Numerous semiconductor devices can be fabricated together on a semiconductor die. For purposes of illustration, FIG. 1 shows a conventional semiconductor die 10. The conventional semiconductor die 10 includes a substrate 12, a first passivation layer 14 over the substrate 12, a second passivation layer 16 over the first passivation layer 14, a third passivation layer 18 over the second passivation layer 16, and a number of contact pads 20. The boundaries of the substrate 12 are defined by a substrate termination edge 22. The substrate 12 includes an active area 24 in which a number of semiconductor devices (not shown) may be provided, for example, by one or more implanted regions and one or more metallization layers, and a barrier region 26 around the active area 24. The barrier region 26 electrically isolates the active area 24 from the substrate termination edge 22 and thus the surrounding environment. The barrier region 26 is generally provided as an implant that reduces the conductivity of the substrate 12, but can also be an etched mesa or shallow trench isolation (STI). Normally, the barrier region 26 extends from an inside barrier region termination edge 28 to the substrate termination edge 22, forming a barrier around the perimeter of the conventional semiconductor die 10.
The first passivation layer 14 is provided over the active area 24 and extends over the barrier region 26 to a passivation termination edge 30. The second passivation layer 16 is over the first passivation layer 14 and similarly extends to the passivation termination edge 30. The third passivation layer 18 is over the second passivation layer 16 and similarly extends to the passivation termination edge 30. The contact pads 20 may be provided on the second passivation layer 16 and be exposed to the outside environment via one or more openings in the third passivation layer 18. While not shown, metallization layers within the first passivation layer 14 and the second passivation layer 16 may couple the contact pads to one or more semiconductor devices in the active area 24. The passivation termination edge 30 is inset from the substrate termination edge 22 by a certain distance D.
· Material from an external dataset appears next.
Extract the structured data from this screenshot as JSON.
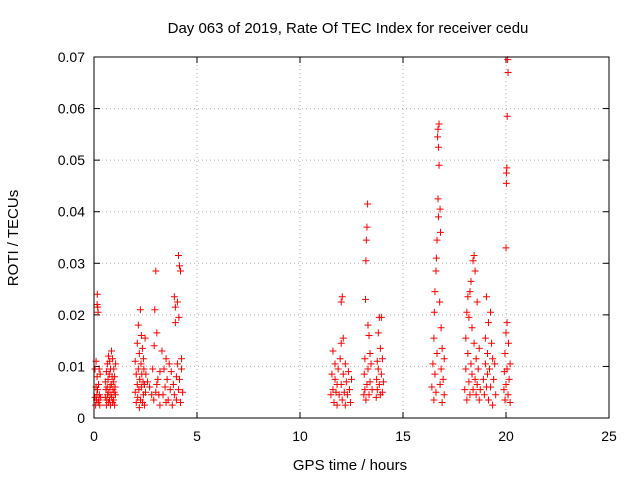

The first passivation layer 14, the second passivation layer 16, and the third passivation layer 18 are provided to isolate the semiconductor devices in the active area 24 from the surrounding environment, both electrically and physically. However, when the conventional semiconductor die 10 is in a humid environment and subject to high temperatures and/or bias voltages, one or more of the first passivation layer 14, the second passivation layer 16, and the third passivation layer 18 may delaminate from their underlying layer, allowing moisture to penetrate into the active area 24. This may cause failure of the conventional semiconductor die 10. This problem is exacerbated by an electric field created by operating one or more semiconductor devices in the active area 24, which may be quite high at the passivation termination edge 30. This electric field may draw moisture from the passivation termination edge 30 towards the active area 24 and thus cause failure of the conventional semiconductor die 10 as discussed above.
In light of the above, there is a need for a semiconductor die with improved ruggedness and methods for manufacturing the same.